AUSTIN, Texas, Feb. 7, 2017 /PRNewswire/ — Parsley Energy, LLC (“Parsley”), a subsidiary of Parsley Energy, Inc. (NYSE: PE) (“Parsley Inc.”), and Parsley’s wholly owned subsidiary, Parsley Finance Corp., announced today that they have commenced, subject to market conditions and other factors, a private placement of $350.0 million in aggregate principal amount of senior unsecured notes due 2025 to eligible purchasers (the “Notes Offering”).
Concurrently with the Notes Offering, Parsley Inc. is offering 36,000,000 shares of its Class A common stock (or 41,400,000 shares if the option to purchase additional shares is exercised in full) in an underwritten public offering (the “Concurrent Equity Offering”). The shares of Class A common stock are being offered in the Concurrent Equity Offering by means of a separate prospectus supplement. The Notes Offering is not conditioned on the consummation of the Concurrent Equity Offering, and the Concurrent Equity Offering is not conditioned on the consummation of the Notes Offering.
Together with a portion of the net proceeds from the Concurrent Equity Offering, Parsley intends to use the net proceeds of the Notes Offering to fund the cash portion of the purchase price for the acquisition of certain undeveloped acreage and producing oil and gas properties in the Midland Basin from Double Eagle Energy Permian LLC (the “Double Eagle Acquisition”). The Notes Offering is not conditioned on the consummation of the Double Eagle Acquisition. If the Double Eagle Acquisition is not consummated, or if there are any remaining net proceeds from the Notes Offering following its consummation, Parsley intends to use such net proceeds to fund a portion of its capital program and for general corporate purposes, including potential future acquisitions.

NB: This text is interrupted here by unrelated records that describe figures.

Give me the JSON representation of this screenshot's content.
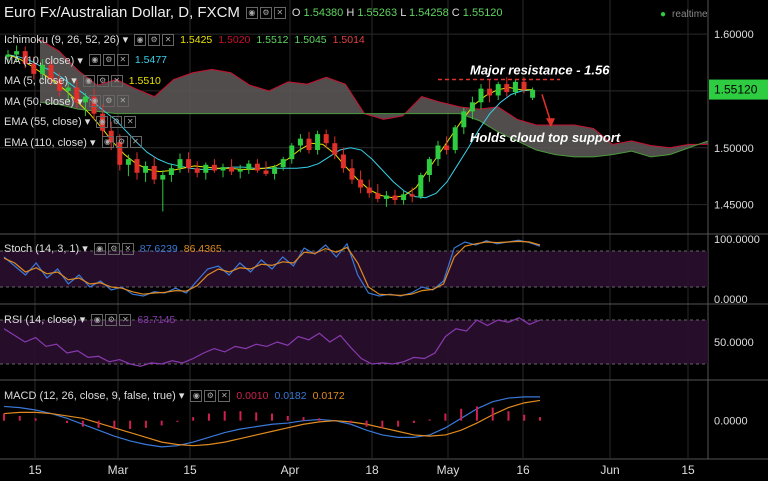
{
  "header": {
    "title": "Euro Fx/Australian Dollar, D, FXCM",
    "ohlc": [
      {
        "k": "O",
        "v": "1.54380"
      },
      {
        "k": "H",
        "v": "1.55263"
      },
      {
        "k": "L",
        "v": "1.54258"
      },
      {
        "k": "C",
        "v": "1.55120"
      }
    ],
    "realtime": "realtime"
  },
  "studies": [
    {
      "name": "Ichimoku (9, 26, 52, 26)",
      "values": [
        {
          "v": "1.5425",
          "c": "#e8e000"
        },
        {
          "v": "1.5020",
          "c": "#c8102e"
        },
        {
          "v": "1.5512",
          "c": "#5fd35f"
        },
        {
          "v": "1.5045",
          "c": "#5fd35f"
        },
        {
          "v": "1.5014",
          "c": "#e04040"
        }
      ]
    },
    {
      "name": "MA (10, close)",
      "values": [
        {
          "v": "1.5477",
          "c": "#38d0e8"
        }
      ]
    },
    {
      "name": "MA (5, close)",
      "values": [
        {
          "v": "1.5510",
          "c": "#e8e000"
        }
      ]
    },
    {
      "name": "MA (50, close)",
      "values": []
    },
    {
      "name": "EMA (55, close)",
      "values": []
    },
    {
      "name": "EMA (110, close)",
      "values": []
    }
  ],
  "price_axis": {
    "ticks": [
      "1.60000",
      "1.55000",
      "1.50000",
      "1.45000"
    ],
    "last": "1.55120"
  },
  "annotations": {
    "resistance": "Major resistance - 1.56",
    "support": "Holds cloud top support"
  },
  "stoch": {
    "name": "Stoch (14, 3, 1)",
    "values": [
      {
        "v": "87.6239",
        "c": "#3a78d8"
      },
      {
        "v": "86.4365",
        "c": "#e08a20"
      }
    ],
    "ticks": [
      "100.0000",
      "0.0000"
    ]
  },
  "rsi": {
    "name": "RSI (14, close)",
    "values": [
      {
        "v": "63.7145",
        "c": "#8a3ab0"
      }
    ],
    "ticks": [
      "50.0000"
    ]
  },
  "macd": {
    "name": "MACD (12, 26, close, 9, false, true)",
    "values": [
      {
        "v": "0.0010",
        "c": "#d02050"
      },
      {
        "v": "0.0182",
        "c": "#3a78d8"
      },
      {
        "v": "0.0172",
        "c": "#e08a20"
      }
    ],
    "ticks": [
      "0.0000"
    ]
  },
  "time_axis": [
    "15",
    "Mar",
    "15",
    "Apr",
    "18",
    "May",
    "16",
    "Jun",
    "15"
  ],
  "colors": {
    "bull": "#2ecc40",
    "bear": "#e0302a",
    "cloud": "#5a5555",
    "cloud_edge_top": "#c8102e",
    "cloud_edge_bot": "#4a9a3a",
    "ma10": "#38d0e8",
    "ma5": "#e8e000",
    "grid": "#2a2a2a"
  },
  "chart_data": [
    {
      "type": "candlestick",
      "title": "Euro Fx/Australian Dollar, D, FXCM",
      "ylim": [
        1.425,
        1.63
      ],
      "candles": [
        [
          1.58,
          1.586,
          1.574,
          1.582
        ],
        [
          1.582,
          1.59,
          1.575,
          1.585
        ],
        [
          1.585,
          1.589,
          1.57,
          1.574
        ],
        [
          1.574,
          1.58,
          1.56,
          1.565
        ],
        [
          1.565,
          1.578,
          1.56,
          1.573
        ],
        [
          1.573,
          1.577,
          1.555,
          1.56
        ],
        [
          1.56,
          1.566,
          1.545,
          1.55
        ],
        [
          1.55,
          1.558,
          1.54,
          1.553
        ],
        [
          1.553,
          1.56,
          1.535,
          1.54
        ],
        [
          1.54,
          1.548,
          1.528,
          1.545
        ],
        [
          1.545,
          1.552,
          1.525,
          1.53
        ],
        [
          1.53,
          1.538,
          1.51,
          1.515
        ],
        [
          1.515,
          1.523,
          1.498,
          1.505
        ],
        [
          1.505,
          1.512,
          1.48,
          1.485
        ],
        [
          1.485,
          1.494,
          1.475,
          1.49
        ],
        [
          1.49,
          1.496,
          1.472,
          1.478
        ],
        [
          1.478,
          1.488,
          1.47,
          1.484
        ],
        [
          1.484,
          1.492,
          1.468,
          1.472
        ],
        [
          1.472,
          1.48,
          1.444,
          1.476
        ],
        [
          1.476,
          1.486,
          1.47,
          1.482
        ],
        [
          1.482,
          1.495,
          1.478,
          1.49
        ],
        [
          1.49,
          1.496,
          1.478,
          1.482
        ],
        [
          1.482,
          1.488,
          1.474,
          1.478
        ],
        [
          1.478,
          1.487,
          1.472,
          1.485
        ],
        [
          1.485,
          1.49,
          1.478,
          1.48
        ],
        [
          1.48,
          1.486,
          1.474,
          1.483
        ],
        [
          1.483,
          1.49,
          1.476,
          1.479
        ],
        [
          1.479,
          1.485,
          1.473,
          1.481
        ],
        [
          1.481,
          1.489,
          1.477,
          1.486
        ],
        [
          1.486,
          1.49,
          1.478,
          1.48
        ],
        [
          1.48,
          1.488,
          1.475,
          1.477
        ],
        [
          1.477,
          1.485,
          1.472,
          1.483
        ],
        [
          1.483,
          1.492,
          1.48,
          1.49
        ],
        [
          1.49,
          1.504,
          1.486,
          1.502
        ],
        [
          1.502,
          1.512,
          1.496,
          1.508
        ],
        [
          1.508,
          1.514,
          1.495,
          1.498
        ],
        [
          1.498,
          1.515,
          1.494,
          1.512
        ],
        [
          1.512,
          1.516,
          1.5,
          1.504
        ],
        [
          1.504,
          1.51,
          1.49,
          1.494
        ],
        [
          1.494,
          1.5,
          1.478,
          1.482
        ],
        [
          1.482,
          1.49,
          1.468,
          1.472
        ],
        [
          1.472,
          1.48,
          1.46,
          1.465
        ],
        [
          1.465,
          1.472,
          1.456,
          1.46
        ],
        [
          1.46,
          1.468,
          1.452,
          1.455
        ],
        [
          1.455,
          1.462,
          1.448,
          1.458
        ],
        [
          1.458,
          1.463,
          1.45,
          1.454
        ],
        [
          1.454,
          1.462,
          1.45,
          1.459
        ],
        [
          1.459,
          1.465,
          1.452,
          1.457
        ],
        [
          1.457,
          1.478,
          1.455,
          1.476
        ],
        [
          1.476,
          1.492,
          1.47,
          1.49
        ],
        [
          1.49,
          1.506,
          1.484,
          1.502
        ],
        [
          1.502,
          1.51,
          1.494,
          1.498
        ],
        [
          1.498,
          1.52,
          1.495,
          1.518
        ],
        [
          1.518,
          1.535,
          1.512,
          1.532
        ],
        [
          1.532,
          1.545,
          1.525,
          1.54
        ],
        [
          1.54,
          1.556,
          1.534,
          1.552
        ],
        [
          1.552,
          1.56,
          1.54,
          1.546
        ],
        [
          1.546,
          1.558,
          1.542,
          1.556
        ],
        [
          1.556,
          1.562,
          1.545,
          1.549
        ],
        [
          1.549,
          1.56,
          1.546,
          1.558
        ],
        [
          1.558,
          1.562,
          1.548,
          1.551
        ],
        [
          1.544,
          1.553,
          1.542,
          1.551
        ]
      ],
      "cloud_top": [
        1.595,
        1.585,
        1.568,
        1.555,
        1.56,
        1.552,
        1.545,
        1.56,
        1.566,
        1.569,
        1.566,
        1.555,
        1.55,
        1.558,
        1.556,
        1.562,
        1.556,
        1.53,
        1.525,
        1.528,
        1.545,
        1.54,
        1.536,
        1.534,
        1.536,
        1.525,
        1.52,
        1.52,
        1.52,
        1.517,
        1.503,
        1.506,
        1.502,
        1.5,
        1.503,
        1.503
      ],
      "cloud_bottom": [
        1.54,
        1.538,
        1.534,
        1.532,
        1.53,
        1.53,
        1.53,
        1.53,
        1.53,
        1.53,
        1.53,
        1.53,
        1.53,
        1.53,
        1.53,
        1.53,
        1.53,
        1.53,
        1.53,
        1.53,
        1.53,
        1.53,
        1.53,
        1.524,
        1.514,
        1.506,
        1.498,
        1.494,
        1.492,
        1.492,
        1.494,
        1.497,
        1.492,
        1.494,
        1.5,
        1.506
      ],
      "ma10": [
        1.582,
        1.58,
        1.577,
        1.572,
        1.568,
        1.562,
        1.555,
        1.548,
        1.54,
        1.532,
        1.525,
        1.515,
        1.505,
        1.496,
        1.49,
        1.486,
        1.484,
        1.482,
        1.481,
        1.481,
        1.482,
        1.483,
        1.483,
        1.482,
        1.482,
        1.482,
        1.482,
        1.482,
        1.483,
        1.486,
        1.492,
        1.498,
        1.5,
        1.498,
        1.49,
        1.48,
        1.47,
        1.462,
        1.457,
        1.456,
        1.46,
        1.47,
        1.485,
        1.5,
        1.516,
        1.53,
        1.54,
        1.547,
        1.55,
        1.551
      ],
      "ma5": [
        1.582,
        1.578,
        1.572,
        1.565,
        1.558,
        1.55,
        1.54,
        1.53,
        1.518,
        1.505,
        1.494,
        1.486,
        1.481,
        1.479,
        1.48,
        1.482,
        1.484,
        1.483,
        1.482,
        1.482,
        1.481,
        1.481,
        1.482,
        1.484,
        1.49,
        1.498,
        1.504,
        1.503,
        1.495,
        1.483,
        1.472,
        1.463,
        1.458,
        1.456,
        1.458,
        1.465,
        1.48,
        1.495,
        1.51,
        1.525,
        1.538,
        1.546,
        1.551,
        1.553,
        1.551,
        1.551
      ]
    },
    {
      "type": "line",
      "name": "Stoch (14, 3, 1)",
      "ylim": [
        0,
        100
      ],
      "series": [
        {
          "values": [
            70,
            55,
            40,
            60,
            35,
            50,
            25,
            40,
            20,
            30,
            15,
            20,
            8,
            5,
            12,
            10,
            18,
            10,
            30,
            50,
            55,
            40,
            60,
            45,
            65,
            50,
            70,
            55,
            85,
            75,
            90,
            70,
            92,
            40,
            10,
            5,
            8,
            5,
            10,
            20,
            15,
            30,
            85,
            95,
            90,
            97,
            92,
            95,
            98,
            94,
            88
          ]
        },
        {
          "values": [
            68,
            60,
            45,
            52,
            42,
            45,
            32,
            35,
            25,
            27,
            20,
            18,
            12,
            8,
            10,
            11,
            14,
            13,
            22,
            40,
            50,
            45,
            52,
            50,
            58,
            56,
            62,
            60,
            78,
            76,
            84,
            78,
            86,
            60,
            20,
            8,
            7,
            6,
            8,
            14,
            16,
            25,
            70,
            88,
            92,
            95,
            94,
            95,
            96,
            95,
            90
          ]
        }
      ]
    },
    {
      "type": "line",
      "name": "RSI (14, close)",
      "ylim": [
        20,
        80
      ],
      "series": [
        {
          "values": [
            62,
            56,
            50,
            54,
            46,
            48,
            40,
            42,
            36,
            37,
            32,
            34,
            30,
            28,
            31,
            30,
            33,
            31,
            35,
            40,
            44,
            41,
            46,
            44,
            48,
            46,
            50,
            47,
            55,
            52,
            58,
            50,
            56,
            45,
            35,
            30,
            31,
            30,
            32,
            36,
            35,
            40,
            55,
            62,
            60,
            70,
            65,
            70,
            68,
            72,
            66,
            70
          ]
        }
      ]
    },
    {
      "type": "line",
      "name": "MACD (12, 26, close, 9, false, true)",
      "ylim": [
        -0.028,
        0.03
      ],
      "series": [
        {
          "values": [
            0.012,
            0.011,
            0.009,
            0.006,
            0.002,
            -0.003,
            -0.008,
            -0.013,
            -0.017,
            -0.02,
            -0.022,
            -0.021,
            -0.018,
            -0.014,
            -0.01,
            -0.007,
            -0.005,
            -0.003,
            -0.002,
            0.0,
            0.001,
            0.0,
            -0.003,
            -0.008,
            -0.012,
            -0.014,
            -0.014,
            -0.012,
            -0.006,
            0.002,
            0.01,
            0.016,
            0.019,
            0.02,
            0.02
          ]
        },
        {
          "values": [
            0.006,
            0.007,
            0.007,
            0.006,
            0.004,
            0.002,
            -0.002,
            -0.006,
            -0.01,
            -0.014,
            -0.018,
            -0.02,
            -0.021,
            -0.02,
            -0.018,
            -0.015,
            -0.012,
            -0.009,
            -0.006,
            -0.003,
            -0.001,
            0.0,
            -0.001,
            -0.003,
            -0.006,
            -0.009,
            -0.012,
            -0.013,
            -0.012,
            -0.008,
            -0.002,
            0.005,
            0.011,
            0.015,
            0.017
          ]
        }
      ]
    }
  ]
}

The securities to be offered in the Notes Offering have not been registered under the Securities Act of 1933, as amended (the “Securities Act”), or any state securities laws and, unless so registered, may not be offered or sold in the United States except pursuant to an exemption from, or in a transaction not subject to, the registration requirements of the Securities Act and applicable state securities laws. Parsley plans to offer and sell the securities only to qualified institutional buyers pursuant to Rule 144A under the Securities Act and to non-U.S. persons in transactions outside the United States pursuant to Regulation S under the Securities Act.
This news release does not constitute an offer to sell or the solicitation of an offer to buy the securities described herein, nor shall there be any sale of these securities in any jurisdiction in which such an offer, solicitation or sale would be unlawful prior to registration or qualification under the securities laws of any such jurisdiction.